If you’ve seen Band of Brothers, and have read everything else Stephen Ambrose has written, then it’s time to pick up his latest book, The Wild Blue. In many ways, this is Ambrose at his very best. He takes a central figure, in this case former Senator George McGovern, and tracks his time as a bomber pilot flying a B-24 in World War II. McGovern’s real story and that of his crew and other pilots provides a backdrop for Ambrose to tell the story of one small part of a great war in a way that makes it come alive for current readers. Here’s an excerpt:

“December 16 was a cloudy, cold day all across Europe, nut the 741st and the rest of the Fifteenth Air Force flew anyway. It was the day the Germans took advantage of the weather to counterattack in the Ardennes, launching the Battle of the Bulge. The target for McGovern and the others was the oil refineries in Brux, Czechoslovakia.
One B-24 broke its landing gear on takeoff. It jettisoned its bombs in the Adriatic, then crash-landed at the Gioia, Italy, airfield. Another bomber had engine trouble and had to return to Cerignola.
McGovern got the Dakota Queen into formation in a broken cloud cover, but ‘all of a sudden everything just goes blank.’ The formation had flown into complete cloud cover. McGovern held his position, number three, but when they got above the clouds he discovered that they were flying at the same altitude but the plane that was number two had crossed him and was on his left side. ‘I was just petrified with fear at the sight.’ The lead pilot saw the situation and called on his radio. ‘What’s going on here?’ McGovern motioned to the other pilot that he should go up while the Dakota Queen went down, and they crossed again until they got into their proper position. ‘That’s as close as I ever came to being killed and getting my crew killed and losing our bomber,’ McGovern said. He was shaking with fear and the ‘knowledge of how little control we had over our fate when the weather took over. There was nothing you could do when you flew into a cloud except pray because you couldn’t see anything.’”

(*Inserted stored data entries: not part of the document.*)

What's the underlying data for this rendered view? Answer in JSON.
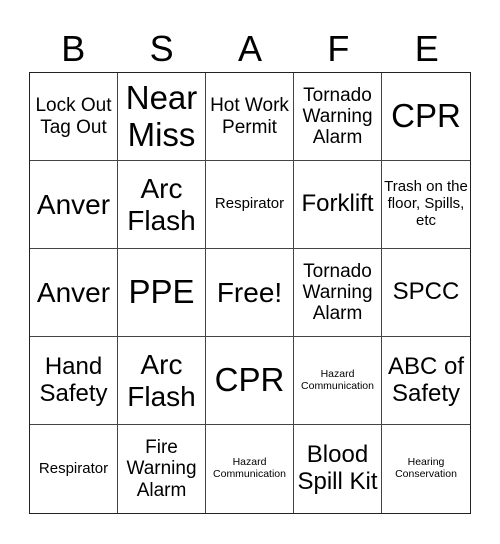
{
  "header": {
    "letters": [
      "B",
      "S",
      "A",
      "F",
      "E"
    ]
  },
  "board": {
    "rows": [
      [
        {
          "text": "Lock Out Tag Out",
          "size": "sm"
        },
        {
          "text": "Near Miss",
          "size": "xl"
        },
        {
          "text": "Hot Work Permit",
          "size": "sm"
        },
        {
          "text": "Tornado Warning Alarm",
          "size": "sm"
        },
        {
          "text": "CPR",
          "size": "xl"
        }
      ],
      [
        {
          "text": "Anver",
          "size": "lg"
        },
        {
          "text": "Arc Flash",
          "size": "lg"
        },
        {
          "text": "Respirator",
          "size": "xs"
        },
        {
          "text": "Forklift",
          "size": "md"
        },
        {
          "text": "Trash on the floor, Spills, etc",
          "size": "xs"
        }
      ],
      [
        {
          "text": "Anver",
          "size": "lg"
        },
        {
          "text": "PPE",
          "size": "xl"
        },
        {
          "text": "Free!",
          "size": "lg"
        },
        {
          "text": "Tornado Warning Alarm",
          "size": "sm"
        },
        {
          "text": "SPCC",
          "size": "md"
        }
      ],
      [
        {
          "text": "Hand Safety",
          "size": "md"
        },
        {
          "text": "Arc Flash",
          "size": "lg"
        },
        {
          "text": "CPR",
          "size": "xl"
        },
        {
          "text": "Hazard Communication",
          "size": "xxs"
        },
        {
          "text": "ABC of Safety",
          "size": "md"
        }
      ],
      [
        {
          "text": "Respirator",
          "size": "xs"
        },
        {
          "text": "Fire Warning Alarm",
          "size": "sm"
        },
        {
          "text": "Hazard Communication",
          "size": "xxs"
        },
        {
          "text": "Blood Spill Kit",
          "size": "md"
        },
        {
          "text": "Hearing Conservation",
          "size": "xxs"
        }
      ]
    ]
  }
}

To get a sense of what to expect in reading about these airmen, here are some statistics:

“The group had started 1945 with sixty Liberators. In the next our months it had flown 1,434 sorties. In that period it lost eight B-24s to flak and another thirty-four received flak damage. A total of seventy-four crewmen were missing in action, plus twenty wounded and sixteen killed. In its fifteen months in action, the group had flow enough miles on combat missions to circle the earth over ten times with a thirty-plane formation. It had flown altogether a total of 252 combat missions, lost 118 liberators. It had suffered nearly 1,000 casualties – men killed in action, wounded, missing, or taken prisoner.”

Ambrose writes history in a way that makes readers understand the issues, the action and the emotion. Enjoy reading The Wild Blue.